The slightly tart buttermilk in this creamy pasta sauce goes beautifully with the sweet butternut squash. Fresh sage just seals the deal.
- 1 spray(s) cooking spray
- 20 oz uncooked butternut squash, fresh, peeled, cut into 3/4-inch chunks*
- 8 oz uncooked bow tie pasta
- 1/8 tsp table salt, for cooking pasta
- 1 cup(s) low-fat buttermilk
- 1/2 tsp table salt
- 1/2 tsp black pepper, freshly ground, or to taste
- 5 1/3 Tbsp grated Parmesan cheese, Parmigiano Reggiano recommended, divided (1/4 cup plus 4 tsp)
- 3 Tbsp fresh sage, minced
Preheat oven to 375ºF. Coat a baking sheet with cooking spray.
Place squash on prepared baking sheet and roast until tender and starting to caramelize, about 25 to 30 minutes.**
Bring a large pot of salted water to a boil. After squash has been roasting for about 15 minutes, cook pasta according to package directions; drain and return to pot.
Add squash, buttermilk, salt and pepper to pot; toss over low heat to warm through, about 1 minute. Remove from heat and add 1/4 cup of Parmesan cheese and sage; toss to mix and coat.
Spoon about 1 1/2 cups of pasta into each of 4 serving bowls; top each with 1 teaspoon of remaining Parmesan cheese and serve immediately.

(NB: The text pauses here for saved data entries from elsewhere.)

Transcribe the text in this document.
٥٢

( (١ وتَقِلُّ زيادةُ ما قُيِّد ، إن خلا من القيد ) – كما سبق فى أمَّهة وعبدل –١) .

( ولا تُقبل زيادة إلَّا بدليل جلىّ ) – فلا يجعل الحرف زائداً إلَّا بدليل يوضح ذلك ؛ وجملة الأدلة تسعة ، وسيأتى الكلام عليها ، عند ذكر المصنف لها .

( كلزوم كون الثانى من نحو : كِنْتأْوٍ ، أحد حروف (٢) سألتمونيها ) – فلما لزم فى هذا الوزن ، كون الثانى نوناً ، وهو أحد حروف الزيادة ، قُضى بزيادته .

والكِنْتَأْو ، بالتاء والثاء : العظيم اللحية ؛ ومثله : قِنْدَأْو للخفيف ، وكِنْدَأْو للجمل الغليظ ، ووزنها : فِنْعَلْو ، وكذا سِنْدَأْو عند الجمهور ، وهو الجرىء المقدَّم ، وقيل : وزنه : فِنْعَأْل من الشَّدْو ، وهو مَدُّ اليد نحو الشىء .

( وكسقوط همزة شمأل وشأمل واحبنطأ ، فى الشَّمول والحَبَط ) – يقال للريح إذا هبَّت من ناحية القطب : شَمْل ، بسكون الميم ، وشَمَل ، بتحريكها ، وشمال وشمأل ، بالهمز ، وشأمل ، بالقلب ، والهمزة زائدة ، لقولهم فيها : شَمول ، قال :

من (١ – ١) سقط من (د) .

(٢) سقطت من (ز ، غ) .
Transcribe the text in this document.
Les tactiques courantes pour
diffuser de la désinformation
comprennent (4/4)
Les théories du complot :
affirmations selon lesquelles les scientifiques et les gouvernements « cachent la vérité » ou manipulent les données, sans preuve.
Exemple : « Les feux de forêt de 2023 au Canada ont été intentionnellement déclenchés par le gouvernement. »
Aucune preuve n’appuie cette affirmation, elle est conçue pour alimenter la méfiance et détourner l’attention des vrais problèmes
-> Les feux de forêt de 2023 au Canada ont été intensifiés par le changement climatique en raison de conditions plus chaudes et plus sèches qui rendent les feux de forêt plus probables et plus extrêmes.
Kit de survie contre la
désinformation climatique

- *We used a 20 ounce bag of fresh, peeled squash to help streamline the recipe’s preparation but you can peel and cube a 1 1/2 pound squash yourself if you prefer. **You can microwave the squash instead of roasting it: Put squash in a shallow microwave-safe baking dish or container with 1/4 cup of water. Cover and microwave until tender, about 10 minutes; drain. If you don’t like sage, this recipe is also delicious with fresh basil or chives. This dish does not reheat well. We recommend you make it just before you’re ready to serve it.